Eventually it was strange at the pool too, nobody wanted to do anything with me anymore. Even though I was so good at the backwards somersault off the 3 metre board…
I couldn’t really write any more and I couldn’t do maths either. I could play Uno and chess, that was all I could still do and I was the best at them. On 4th September I even came fourth at a chess tournament with more than 30 other kids.

In the middle of September, school started again and I returned to 5th grade. But I could never remember my homework, at school everything was so fast-paced, and I was always tired. Then my parents started to talk about me going to a different school, one where it was less of a strain for me.

However, before that, during the autumn holidays in 2005, we went back to our beloved Florida once more. To the white beach, the great house with the pool, into the sun. It was nice but somehow different to all the years previously. I started seeing things that my Dad said they were not there. And then I was so tired again. And sometimes, more and more often, I was forgetting things…

In November we were back home. I went to a different school, in Markgröningen. The children there were different, but very lovely. And they always cheered up when I arrived in the morning. But I kept falling over, hurting myself badly. Mum suggested I should wear my cool “Steelers” crash helmet, then it wouldn’t hurt so much.
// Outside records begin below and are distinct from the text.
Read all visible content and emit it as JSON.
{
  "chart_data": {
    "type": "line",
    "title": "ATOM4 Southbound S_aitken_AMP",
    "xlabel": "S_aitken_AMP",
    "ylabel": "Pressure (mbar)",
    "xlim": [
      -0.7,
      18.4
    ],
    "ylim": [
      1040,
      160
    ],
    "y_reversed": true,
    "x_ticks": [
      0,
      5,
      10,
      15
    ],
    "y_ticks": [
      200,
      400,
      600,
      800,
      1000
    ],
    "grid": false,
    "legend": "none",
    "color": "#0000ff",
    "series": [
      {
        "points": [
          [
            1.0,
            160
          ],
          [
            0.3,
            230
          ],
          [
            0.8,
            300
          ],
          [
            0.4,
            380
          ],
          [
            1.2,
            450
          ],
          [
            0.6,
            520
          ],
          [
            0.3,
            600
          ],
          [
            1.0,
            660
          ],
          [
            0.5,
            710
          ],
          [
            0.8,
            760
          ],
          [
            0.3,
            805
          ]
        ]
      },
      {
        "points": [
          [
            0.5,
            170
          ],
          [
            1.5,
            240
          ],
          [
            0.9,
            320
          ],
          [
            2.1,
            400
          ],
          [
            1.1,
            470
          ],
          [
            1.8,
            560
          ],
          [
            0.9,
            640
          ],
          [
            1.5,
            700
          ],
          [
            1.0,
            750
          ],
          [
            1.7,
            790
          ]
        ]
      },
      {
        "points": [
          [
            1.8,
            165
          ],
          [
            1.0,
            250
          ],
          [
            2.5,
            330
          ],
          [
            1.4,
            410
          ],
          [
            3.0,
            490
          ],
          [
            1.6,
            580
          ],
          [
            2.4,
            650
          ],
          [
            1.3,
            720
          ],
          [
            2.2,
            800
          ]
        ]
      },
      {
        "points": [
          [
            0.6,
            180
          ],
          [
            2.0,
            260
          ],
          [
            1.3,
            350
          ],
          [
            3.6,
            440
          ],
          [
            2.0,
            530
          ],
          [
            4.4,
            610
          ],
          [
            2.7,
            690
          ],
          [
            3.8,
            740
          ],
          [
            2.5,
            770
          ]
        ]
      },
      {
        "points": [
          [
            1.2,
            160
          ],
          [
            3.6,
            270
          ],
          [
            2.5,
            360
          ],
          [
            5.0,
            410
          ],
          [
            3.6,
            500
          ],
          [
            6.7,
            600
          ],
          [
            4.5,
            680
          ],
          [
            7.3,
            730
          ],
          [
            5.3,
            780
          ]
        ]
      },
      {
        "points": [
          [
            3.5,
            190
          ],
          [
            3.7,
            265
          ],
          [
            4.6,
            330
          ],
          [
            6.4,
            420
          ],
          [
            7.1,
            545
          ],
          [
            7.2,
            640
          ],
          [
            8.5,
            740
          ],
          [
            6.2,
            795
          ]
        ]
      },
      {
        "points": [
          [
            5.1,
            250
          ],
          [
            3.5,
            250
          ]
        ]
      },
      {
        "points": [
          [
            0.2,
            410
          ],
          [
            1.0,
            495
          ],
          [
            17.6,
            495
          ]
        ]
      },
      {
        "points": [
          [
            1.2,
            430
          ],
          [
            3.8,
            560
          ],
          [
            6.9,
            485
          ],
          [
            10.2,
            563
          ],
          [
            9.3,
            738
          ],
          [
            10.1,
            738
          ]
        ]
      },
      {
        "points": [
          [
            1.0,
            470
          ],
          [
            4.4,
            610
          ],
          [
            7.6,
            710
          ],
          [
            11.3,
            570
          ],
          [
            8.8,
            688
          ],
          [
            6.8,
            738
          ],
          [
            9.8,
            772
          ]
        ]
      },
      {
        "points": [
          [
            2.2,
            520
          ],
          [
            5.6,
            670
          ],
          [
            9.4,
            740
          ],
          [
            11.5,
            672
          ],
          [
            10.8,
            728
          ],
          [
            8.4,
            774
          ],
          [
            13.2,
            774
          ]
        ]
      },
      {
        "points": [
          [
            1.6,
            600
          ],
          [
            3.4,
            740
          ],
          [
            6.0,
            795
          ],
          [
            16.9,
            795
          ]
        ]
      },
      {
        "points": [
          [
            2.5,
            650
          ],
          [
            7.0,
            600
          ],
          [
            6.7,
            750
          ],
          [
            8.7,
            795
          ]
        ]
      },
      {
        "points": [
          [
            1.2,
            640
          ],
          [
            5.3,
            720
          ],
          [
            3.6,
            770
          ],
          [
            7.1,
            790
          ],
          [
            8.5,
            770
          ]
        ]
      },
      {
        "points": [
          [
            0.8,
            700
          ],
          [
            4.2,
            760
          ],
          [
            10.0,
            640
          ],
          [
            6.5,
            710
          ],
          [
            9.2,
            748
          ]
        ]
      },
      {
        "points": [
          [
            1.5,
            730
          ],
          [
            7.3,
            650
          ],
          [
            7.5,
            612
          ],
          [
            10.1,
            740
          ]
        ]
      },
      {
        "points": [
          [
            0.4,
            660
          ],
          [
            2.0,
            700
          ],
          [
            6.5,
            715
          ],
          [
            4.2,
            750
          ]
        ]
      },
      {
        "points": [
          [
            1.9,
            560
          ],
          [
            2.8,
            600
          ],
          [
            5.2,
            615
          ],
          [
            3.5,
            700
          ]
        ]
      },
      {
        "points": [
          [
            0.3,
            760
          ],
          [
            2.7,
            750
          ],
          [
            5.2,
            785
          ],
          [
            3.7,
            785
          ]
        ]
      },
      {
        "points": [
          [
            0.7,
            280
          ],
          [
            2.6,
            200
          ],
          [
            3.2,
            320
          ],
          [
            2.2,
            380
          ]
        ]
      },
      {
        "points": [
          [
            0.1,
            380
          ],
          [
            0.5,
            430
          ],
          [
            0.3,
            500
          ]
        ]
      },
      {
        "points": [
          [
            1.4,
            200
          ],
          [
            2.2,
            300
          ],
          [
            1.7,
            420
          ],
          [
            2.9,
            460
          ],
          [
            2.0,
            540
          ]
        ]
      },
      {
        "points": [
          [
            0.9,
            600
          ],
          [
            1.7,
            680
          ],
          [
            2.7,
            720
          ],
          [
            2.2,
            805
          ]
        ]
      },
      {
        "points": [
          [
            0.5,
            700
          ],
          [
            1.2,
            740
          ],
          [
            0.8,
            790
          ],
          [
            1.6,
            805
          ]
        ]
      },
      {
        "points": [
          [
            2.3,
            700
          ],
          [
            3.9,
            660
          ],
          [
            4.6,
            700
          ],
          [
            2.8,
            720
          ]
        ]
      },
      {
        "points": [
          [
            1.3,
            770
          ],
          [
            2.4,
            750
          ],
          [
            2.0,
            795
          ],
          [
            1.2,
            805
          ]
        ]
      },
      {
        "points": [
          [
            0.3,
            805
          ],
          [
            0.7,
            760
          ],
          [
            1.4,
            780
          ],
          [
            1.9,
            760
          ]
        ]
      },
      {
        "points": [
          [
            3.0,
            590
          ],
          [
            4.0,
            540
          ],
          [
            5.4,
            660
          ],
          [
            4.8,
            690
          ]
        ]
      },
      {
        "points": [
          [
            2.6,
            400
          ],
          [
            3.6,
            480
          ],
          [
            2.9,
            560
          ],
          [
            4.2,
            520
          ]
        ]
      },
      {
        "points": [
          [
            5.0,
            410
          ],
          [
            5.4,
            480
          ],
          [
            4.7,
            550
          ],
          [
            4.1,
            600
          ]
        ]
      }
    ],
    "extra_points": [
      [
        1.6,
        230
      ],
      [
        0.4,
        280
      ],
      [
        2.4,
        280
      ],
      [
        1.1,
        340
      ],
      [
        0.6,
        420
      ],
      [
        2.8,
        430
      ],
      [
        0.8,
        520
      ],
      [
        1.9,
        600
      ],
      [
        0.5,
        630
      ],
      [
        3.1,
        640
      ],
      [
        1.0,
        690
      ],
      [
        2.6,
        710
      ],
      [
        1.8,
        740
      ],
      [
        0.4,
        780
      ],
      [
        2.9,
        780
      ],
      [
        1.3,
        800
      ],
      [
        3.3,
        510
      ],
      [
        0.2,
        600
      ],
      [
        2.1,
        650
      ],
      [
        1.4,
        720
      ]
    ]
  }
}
We spent Christmas 2005 with Didi and Anne, our friends in Denmark, who I have known my whole life. Friends for life, as Mum and Dad say. New Year’s Eve 2005/2006 I stayed up until after midnight and threw some bangers myself. But then my hat went missing and I couldn’t remember where I had left it…

Early in 2006 Mum and Dad kept talking about Samuel, this boy in Vienna. He apparently suffered from the same disease as me. And he felt really good again!
Dad wanted to drive down there to meed Sami and his family, which we did, even though I was always so tired. We went to Austria several times because there was this doctor there who had helped Sami so much.

In March 2006, my entire family fell ill. We all had a very bad sore throat and the doctor said something about a streptococal infection. I came down with a fever and didn’t feel very well. I had trouble walking and didn’t really understand what the others where saying any more.

Then somehow everything went blurry and I couldn’t remember anything at all any more…

Since April 2006 Max has been laying in a kind of waking coma, also called a stupor, triggered by an acute encephalitic boost initiated by his SSPE illness, paired with a severe streptococal infection. He can’t walk, sit up or speak. Within a few days the disease has taken everything that he has acquired during the eleven years of his life away from him. The doctors say he has no chance of recovery. However, we, as his loving family, don’t give up hope. Miracles can happen at any time, and... who can tell what is about to come?